Today we are going to focus on this aspect of the security of your connection so that you know why it is also very important not to give clues in the SSID.
Change the SSID of your WiFi
He SSID, an acronym for Service Set Identifier or simply name of the network, is one more of the options that we can configure to our liking, but we don’t usually do it because beyond being able to put some funny or easy to identify name among those of the neighbors we do not see any benefit.
It is highly recommended to change the name of our default Wi-Fi so that it does not include any type of information that could be useful to a potential attacker (name of the organization, contracted service provider, router model, etc.). Therefore, it is best to remove this type of information and change it to something that cannot be associated with our SSID.
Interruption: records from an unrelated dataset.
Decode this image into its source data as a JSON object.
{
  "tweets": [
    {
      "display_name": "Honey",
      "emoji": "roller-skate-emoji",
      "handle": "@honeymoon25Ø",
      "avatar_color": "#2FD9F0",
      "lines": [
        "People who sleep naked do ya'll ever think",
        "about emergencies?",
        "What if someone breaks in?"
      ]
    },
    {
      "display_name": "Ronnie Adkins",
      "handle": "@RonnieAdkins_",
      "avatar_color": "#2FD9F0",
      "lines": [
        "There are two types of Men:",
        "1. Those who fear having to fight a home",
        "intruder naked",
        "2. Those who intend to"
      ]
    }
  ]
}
To give you an idea, this wireless network name is not only detectable by those devices within range that try to connect, but also travels along with each information packet that is sent from it, so that it can always be identified.
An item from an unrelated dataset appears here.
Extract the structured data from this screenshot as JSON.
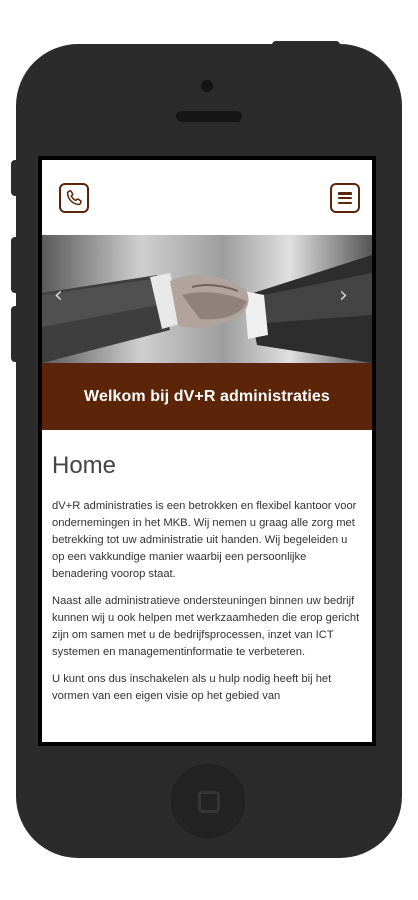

It is at that point where there is the greatest danger. For any attacker who can monitor network traffic, you will be giving clues about that personal data that can help these attackers to sneak into your network and access private information.
If in addition to having the default SSID we have the password that the operator gave us, the risk increases. The operators when they give us a router have a default password. This means that someone using an algorithm could crack that key if they know the model of the router.
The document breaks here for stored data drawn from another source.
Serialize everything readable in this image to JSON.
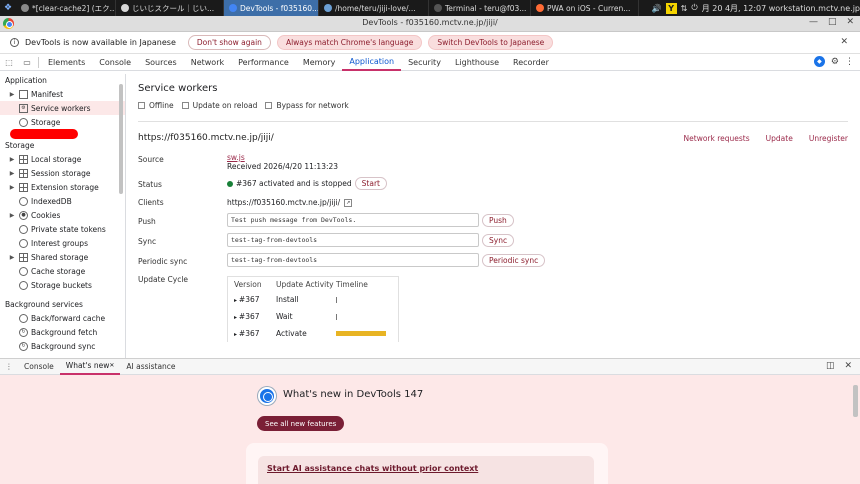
{
  "taskbar": {
    "tasks": [
      {
        "label": "*[clear-cache2] (エク...",
        "color": "#8a8a8a",
        "active": false
      },
      {
        "label": "じいじスクール｜じい...",
        "color": "#d8d8d8",
        "active": false
      },
      {
        "label": "DevTools - f035160...",
        "color": "#4285f4",
        "active": true
      },
      {
        "label": "/home/teru/jiji-love/...",
        "color": "#6b9fd4",
        "active": false
      },
      {
        "label": "Terminal - teru@f03...",
        "color": "#555555",
        "active": false
      },
      {
        "label": "PWA on iOS - Curren...",
        "color": "#ff6b35",
        "active": false
      }
    ],
    "clock": "月 20 4月, 12:07 workstation.mctv.ne.jp",
    "tray_y": "Y"
  },
  "window": {
    "title": "DevTools - f035160.mctv.ne.jp/jiji/"
  },
  "infobar": {
    "message": "DevTools is now available in Japanese",
    "dont_show": "Don't show again",
    "match_lang": "Always match Chrome's language",
    "switch_lang": "Switch DevTools to Japanese"
  },
  "tabs": [
    "Elements",
    "Console",
    "Sources",
    "Network",
    "Performance",
    "Memory",
    "Application",
    "Security",
    "Lighthouse",
    "Recorder"
  ],
  "active_tab": "Application",
  "sidebar": {
    "app_header": "Application",
    "app_items": [
      {
        "label": "Manifest",
        "icon": "file-icon",
        "arrow": true
      },
      {
        "label": "Service workers",
        "icon": "gear-icon",
        "arrow": false,
        "selected": true
      },
      {
        "label": "Storage",
        "icon": "database-icon",
        "arrow": false
      }
    ],
    "storage_header": "Storage",
    "storage_items": [
      {
        "label": "Local storage",
        "icon": "grid-icon",
        "arrow": true
      },
      {
        "label": "Session storage",
        "icon": "grid-icon",
        "arrow": true
      },
      {
        "label": "Extension storage",
        "icon": "grid-icon",
        "arrow": true
      },
      {
        "label": "IndexedDB",
        "icon": "database-icon",
        "arrow": false
      },
      {
        "label": "Cookies",
        "icon": "cookie-icon",
        "arrow": true
      },
      {
        "label": "Private state tokens",
        "icon": "database-icon",
        "arrow": false
      },
      {
        "label": "Interest groups",
        "icon": "database-icon",
        "arrow": false
      },
      {
        "label": "Shared storage",
        "icon": "grid-icon",
        "arrow": true
      },
      {
        "label": "Cache storage",
        "icon": "database-icon",
        "arrow": false
      },
      {
        "label": "Storage buckets",
        "icon": "database-icon",
        "arrow": false
      }
    ],
    "bg_header": "Background services",
    "bg_items": [
      {
        "label": "Back/forward cache",
        "icon": "database-icon"
      },
      {
        "label": "Background fetch",
        "icon": "sync-icon"
      },
      {
        "label": "Background sync",
        "icon": "sync-icon"
      }
    ]
  },
  "sw": {
    "title": "Service workers",
    "checkboxes": [
      "Offline",
      "Update on reload",
      "Bypass for network"
    ],
    "origin": "https://f035160.mctv.ne.jp/jiji/",
    "links": [
      "Network requests",
      "Update",
      "Unregister"
    ],
    "source_label": "Source",
    "source_file": "sw.js",
    "received": "Received 2026/4/20 11:13:23",
    "status_label": "Status",
    "status_text": "#367 activated and is stopped",
    "start_btn": "Start",
    "clients_label": "Clients",
    "clients_value": "https://f035160.mctv.ne.jp/jiji/",
    "push_label": "Push",
    "push_value": "Test push message from DevTools.",
    "push_btn": "Push",
    "sync_label": "Sync",
    "sync_value": "test-tag-from-devtools",
    "sync_btn": "Sync",
    "periodic_label": "Periodic sync",
    "periodic_value": "test-tag-from-devtools",
    "periodic_btn": "Periodic sync",
    "cycle_label": "Update Cycle",
    "cycle_headers": [
      "Version",
      "Update Activity",
      "Timeline"
    ],
    "cycle_rows": [
      {
        "version": "#367",
        "activity": "Install",
        "timeline": "tick"
      },
      {
        "version": "#367",
        "activity": "Wait",
        "timeline": "tick"
      },
      {
        "version": "#367",
        "activity": "Activate",
        "timeline": "bar"
      }
    ]
  },
  "drawer": {
    "tabs": [
      "Console",
      "What's new",
      "AI assistance"
    ],
    "active_tab": "What's new",
    "whatsnew_title": "What's new in DevTools 147",
    "see_all": "See all new features",
    "card_link": "Start AI assistance chats without prior context"
  },
  "colors": {
    "accent": "#c8316a",
    "link": "#9b2a4a",
    "status_green": "#188038",
    "timeline_bar": "#e8b423",
    "drawer_bg": "#fde8e8"
  }
}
Sometimes the security system is adequate and even the password that they provided us is apparently robust, but it is the default one set by the provider sooner or later it will be known on the Internet. It is highly recommended to change the default password. This password could be found out by a potential intruder with the necessary knowledge and tools, also with the help of knowing the name of the network.
Avoid being tracked and traced
Another of the security-level advantages of changing your network name has to do with choosing not to be tracked by third-party services. For years, Google Street View vehicles have been collecting data about the Wi-Fi wireless networks they passed. This data is used so that other users of WiFi devices can geolocate your position. The mobile device sends Google the MAC addresses of the access points within your reach and Google returns the coordinates where the Google cars detected them.
Some users do not feel comfortable thinking that the company has the geolocation and MAC of their WiFi point stored in its database. If you don’t want the MAC of your access point to be in Google’s records, you can always have them not index you in the system.
To do this, you simply have to modify the SSID, or name of the network and add “_nomap” at some point. In this way, Google’s tracking services will understand that your SSID does not want to be included in their records. When a Street View car passes by on the street and receives the signal from our network, it will ignore it and therefore not add it to the geolocation database. And if it already exists, it will delete it.
It should be noted that this only applies to Google itself. For example, Microsoft has a different command and you should use the ending “_optout”. If you want complete anonymity from two of the world’s leading tech companies, you should create an SSID like “1234_nomap_optout” to reject both services.